日本古代に生まれた「うた」。詩型は五七五七七の31文字からなります。

詩吟で吟じる際は二度くりかえし、最初を序詠、次に本詠として盛り上げます。
百人一首で有名な平安時代の和歌や、石川啄木若山牧水などの近代短歌も詩吟として吟じます。

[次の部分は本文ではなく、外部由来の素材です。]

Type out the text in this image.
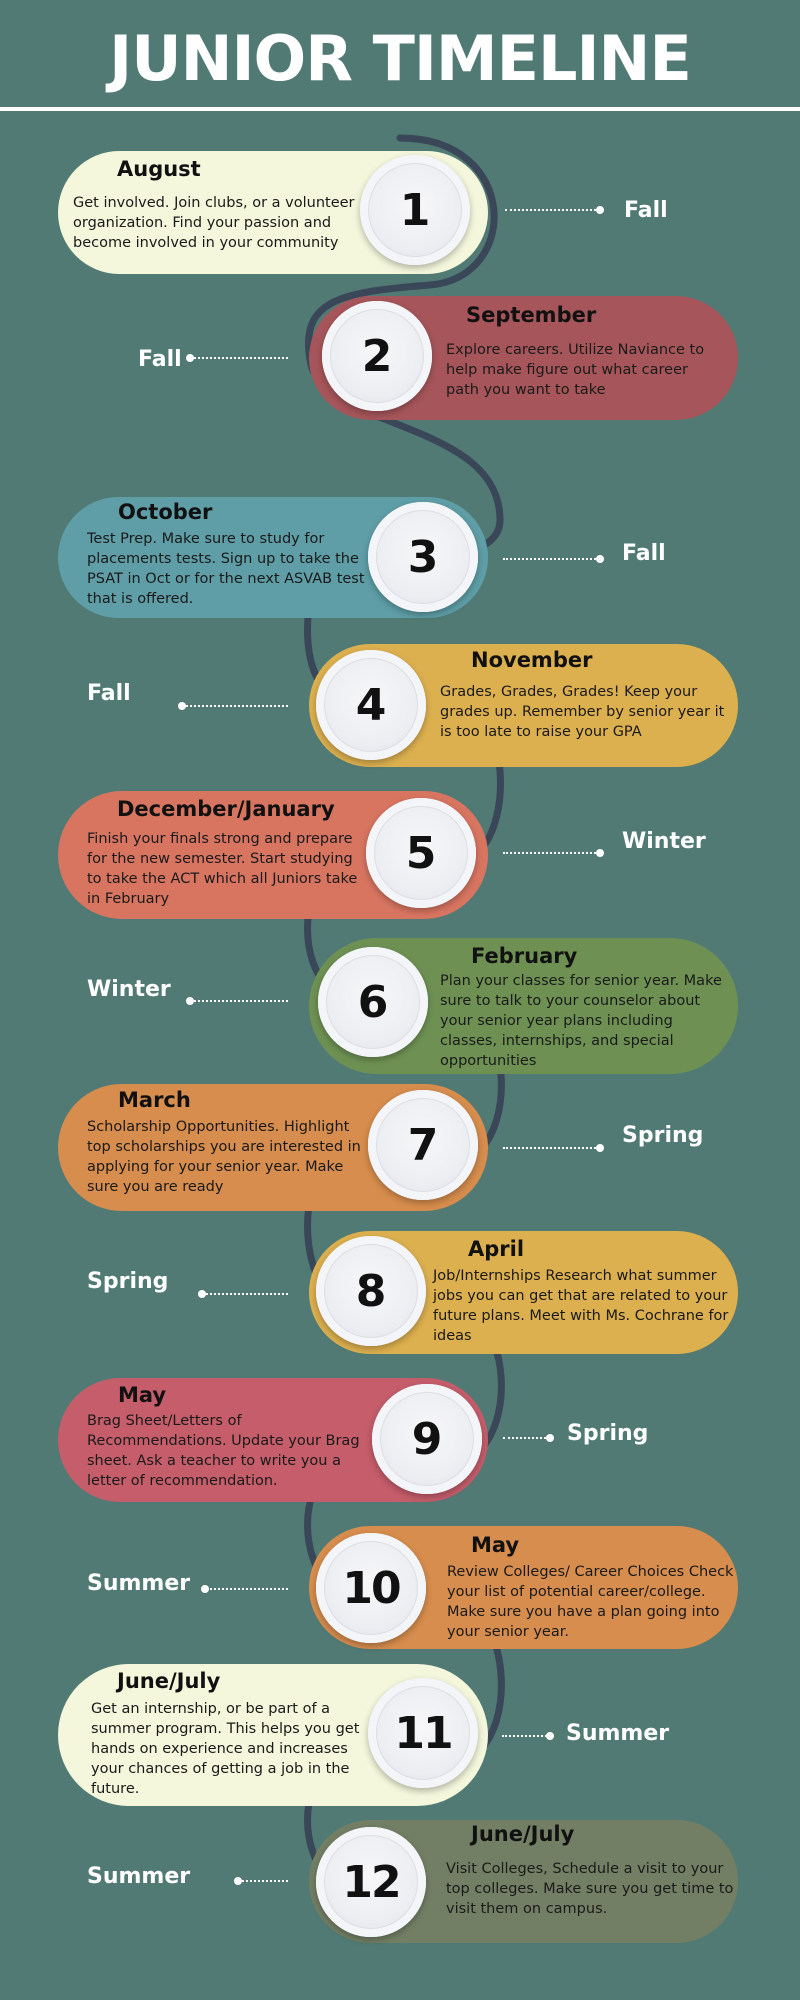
JUNIOR TIMELINE
1
August
Get involved. Join clubs, or a volunteer organization. Find your passion and become involved in your community
Fall
2
September
Explore careers. Utilize Naviance to help make figure out what career path you want to take
Fall
3
October
Test Prep. Make sure to study for placements tests. Sign up to take the PSAT in Oct or for the next ASVAB test that is offered.
Fall
4
November
Grades, Grades, Grades! Keep your grades up. Remember by senior year it is too late to raise your GPA
Fall
5
December/January
Finish your finals strong and prepare for the new semester. Start studying to take the ACT which all Juniors take in February
Winter
6
February
Plan your classes for senior year. Make sure to talk to your counselor about your senior year plans including classes, internships, and special opportunities
Winter
7
March
Scholarship Opportunities. Highlight top scholarships you are interested in applying for your senior year. Make sure you are ready
Spring
8
April
Job/Internships Research what summer jobs you can get that are related to your future plans. Meet with Ms. Cochrane for ideas
Spring
9
May
Brag Sheet/Letters of Recommendations. Update your Brag sheet. Ask a teacher to write you a letter of recommendation.
Spring
10
May
Review Colleges/ Career Choices Check your list of potential career/college. Make sure you have a plan going into your senior year.
Summer
11
June/July
Get an internship, or be part of a summer program. This helps you get hands on experience and increases your chances of getting a job in the future.
Summer
12
June/July
Visit Colleges, Schedule a visit to your top colleges. Make sure you get time to visit them on campus.
Summer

例)「桜の花の散るをよめる」/作:紀友則(872~945)

ひさかたの
光のどけき
春の日に
静心なく
花の散るらむ

通釈:
日の光がのどかな春の日なのに、桜の花びらはなぜ、あわただしく散るのでしょうか。

3. 俳句

室町時代に連歌からうまれたもの。詩型は五七五の17文字からなります。

詩吟で吟じる際は一句目や後半の二句を二回繰り返します。
詩吟では、俳人として最も有名な松尾芭蕉、与謝蕪村、小林一茶を中心に、江戸から明治の名作を吟じます。

例)「古池や」/作:松尾芭蕉(1644~1694)

古池や 蛙飛び込む 水の音

通釈:
ポチャンと蛙が水に飛び込む音が聞こえた。古池だろうか。静かさは一層深まった……。

4. 新体詩など

明治以降につくられた詩歌で語数が限られていない自由詩のことです。

詩吟では文語体で七五調のものを中心に、伝統的な音階や節回しを応用して吟じます。

島崎藤村の「初恋」や三好達治の「甃のうへ」、土井晩翠の「星落秋風五丈原」など、有名な新体詩が詩吟で吟じられます。

例)「初恋」/作:島崎藤村(1872~1943)

まだあげ初めし前髪の
林檎のもとに見えしとき
前にさしたる花櫛の
花ある君と思ひけり

やさしく白き手をのべて
林檎をわれにあたへしは
薄紅の秋の実に
人こひ初めしはじめなり

わがこゝろなきためいきの
その髪の毛にかゝるとき
たのしき恋の盃を
君が情に酌みしかな

林檎畑の樹の下に
おのづからなる細道は
誰が踏みそめしかたみぞと
問ひたまふこそこひしけれ

通釈:
まだ前髪をあげたばかりの君が、林檎の木の下に見えた時、前髪にさした花櫛が、花のような君だと思わせた。やさしく白い手をのばし、林檎を私にくれた時、薄紅の秋の実が、私に人を初めて好きにさせた。私の思わずでたため息が、君のその髪の毛にかかるとき、たのしい恋の盃を、君の心が酌んだのだ。林檎畑の木の下に、自然とできた細道は、誰が踏んでできたのでしょうかと、わかっていながら聞いてくる君が愛おしい。